Here’s Scott Ostler of the San Francisco Chronicle: “The International Olympic Committee and the U.S. Olympic Committee continue to guarantee that the Olympics will be held on schedule, four months from now. Sorry, God, those are powerful people, you have no choice but to end the virus pronto. . . . The IOC has no Plan B. That is so optimistic and bold! And dumb as a senile gerbil.” . . .
The Ottawa Senators announced on Saturday that they now have a second player who has tested positive for the COVID-19 virus. The Senators made a trip through California, from March 6-12. Eight people who were on that trip now have been tested, with two positive results. . . . From a news release: “The total number of people who travelled with the club is 52, including players, staff, media, guests and flight crew. Of those on the trip, 44 have shown no symptoms, eight people have been tested, and two positive results were received. We are awaiting the results from tests that took place on Wednesday, Thursday and Friday.” . . .
ICYMI, the Baltimore Ravens traded DE Chris Wormley to the Pittsburgh Steelers on Friday, marking the first trade between the AFC North teams this century. As Dwight Perry of the Seattle Times put it: “So see, folks, there is still hope for peace in the Middle East.” . . .
Here’s Bob Molinaro, in the Hampton Roads Virginian-Pilot: “Don’t mean to be callous, but postponement or cancellation of the Tokyo Games wouldn’t ruin the summer. We got along fine without the Olympics the past three summers, didn’t we?” . . .
Jack Finarelli, aka The Sports Curmudgeon, has been spending his days revisiting works by a handful of writers, then offering a thought for the day. . . . Here’s one, from Will Rogers: “The man with the best job in the country is the Vice-President. All he has to do is get up every morning and say, ‘How is the President?’ ” . . . On Saturday, he offered up another gem from Will Rogers: “You know, horses are smarter than people. You never heard of a horse going broke betting on people.” . . . On Sunday, it came from Mark Twain: “Be careful about reading health books. You may die of a misprint.” . . .

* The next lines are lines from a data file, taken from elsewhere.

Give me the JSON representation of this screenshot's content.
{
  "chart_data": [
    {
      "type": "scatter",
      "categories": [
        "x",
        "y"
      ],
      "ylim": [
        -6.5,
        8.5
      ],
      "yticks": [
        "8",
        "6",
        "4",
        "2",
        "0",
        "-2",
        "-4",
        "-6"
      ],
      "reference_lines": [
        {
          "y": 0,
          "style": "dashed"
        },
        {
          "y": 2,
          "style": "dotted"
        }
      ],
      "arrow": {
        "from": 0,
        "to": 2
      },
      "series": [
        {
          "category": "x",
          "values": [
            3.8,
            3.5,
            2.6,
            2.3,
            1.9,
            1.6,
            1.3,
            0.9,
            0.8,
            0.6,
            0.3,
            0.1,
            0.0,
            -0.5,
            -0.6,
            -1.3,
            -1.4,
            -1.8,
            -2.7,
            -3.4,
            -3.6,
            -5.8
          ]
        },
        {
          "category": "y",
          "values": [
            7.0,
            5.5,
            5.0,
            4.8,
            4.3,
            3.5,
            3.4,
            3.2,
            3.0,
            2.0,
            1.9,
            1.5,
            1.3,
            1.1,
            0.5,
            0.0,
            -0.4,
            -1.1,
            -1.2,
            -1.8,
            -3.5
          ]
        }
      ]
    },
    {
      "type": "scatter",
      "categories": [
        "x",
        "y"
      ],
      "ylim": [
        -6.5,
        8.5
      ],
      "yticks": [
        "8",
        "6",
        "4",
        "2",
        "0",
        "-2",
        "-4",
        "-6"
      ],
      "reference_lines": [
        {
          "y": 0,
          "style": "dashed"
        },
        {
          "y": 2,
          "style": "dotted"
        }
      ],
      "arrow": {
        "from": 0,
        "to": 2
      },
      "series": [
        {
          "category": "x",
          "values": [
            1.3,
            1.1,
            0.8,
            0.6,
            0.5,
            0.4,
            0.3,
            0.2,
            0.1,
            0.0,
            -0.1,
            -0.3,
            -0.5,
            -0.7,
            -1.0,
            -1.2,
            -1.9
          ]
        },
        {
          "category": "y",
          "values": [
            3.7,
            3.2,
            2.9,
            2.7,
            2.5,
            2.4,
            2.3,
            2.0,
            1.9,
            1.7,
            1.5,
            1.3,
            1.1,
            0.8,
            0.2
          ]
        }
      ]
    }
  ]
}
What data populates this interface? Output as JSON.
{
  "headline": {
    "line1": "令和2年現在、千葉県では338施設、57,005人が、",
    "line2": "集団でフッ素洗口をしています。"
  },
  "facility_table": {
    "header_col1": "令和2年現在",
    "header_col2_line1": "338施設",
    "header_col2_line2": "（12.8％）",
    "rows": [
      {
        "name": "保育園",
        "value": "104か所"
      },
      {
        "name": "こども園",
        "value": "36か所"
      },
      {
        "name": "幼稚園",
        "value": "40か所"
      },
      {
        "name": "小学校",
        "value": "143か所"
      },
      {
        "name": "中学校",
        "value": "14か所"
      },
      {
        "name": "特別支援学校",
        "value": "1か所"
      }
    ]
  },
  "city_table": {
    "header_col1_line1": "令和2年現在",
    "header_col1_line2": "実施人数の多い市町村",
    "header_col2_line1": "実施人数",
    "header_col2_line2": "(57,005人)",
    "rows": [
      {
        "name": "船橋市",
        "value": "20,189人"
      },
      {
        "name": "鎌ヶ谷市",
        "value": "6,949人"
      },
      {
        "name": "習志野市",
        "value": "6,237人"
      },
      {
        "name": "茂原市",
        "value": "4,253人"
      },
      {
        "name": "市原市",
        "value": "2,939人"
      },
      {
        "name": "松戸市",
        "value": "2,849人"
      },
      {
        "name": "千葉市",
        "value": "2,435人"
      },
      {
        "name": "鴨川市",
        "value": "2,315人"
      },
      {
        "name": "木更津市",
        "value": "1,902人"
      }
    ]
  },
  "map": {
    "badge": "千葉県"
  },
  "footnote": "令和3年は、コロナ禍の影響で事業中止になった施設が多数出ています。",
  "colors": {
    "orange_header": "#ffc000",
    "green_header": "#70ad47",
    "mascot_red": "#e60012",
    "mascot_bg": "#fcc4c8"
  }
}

Here is the curmudgeonly one again: “If there are no restarts in U.S. sports over the next month, the best I can look forward to is the beginning of the Mongolian National Premier League — that’s soccer don’t you know — in April. (Just so you know, Ulaanbaatar City is the defending champion there.)”
The Sports Curmudgeon passes along a definition from The Official Dictionary of Sarcasm: “Dentist — A person to whom you provide boat payments as a way of thanking him for sending a shooting pain through your entire central nervous system.” . . .
Pete Blackburn of CBS Sports: “What a few months it’s been for Boston, huh? (Mookie) Betts traded. NHL season postponed with the Bruins in first place. Tom Brady leaves. Jayston Tatum turns three years older than 19. Marcus Smart gets the coronavirus. Now (Chris) Sale’s elbow is busted. When are Boston sports teams ever going to catch a break?”
QB Philip Rivers has signed with the Indianapolis Colts, getting a nifty $25 million for one season. But, as Janice Hough, who can be found at LeftCoastSportsBabe.com, points out: “With nine kids, Rivers and his wife need two houses to comply with restrictions on gatherings over 10 people.”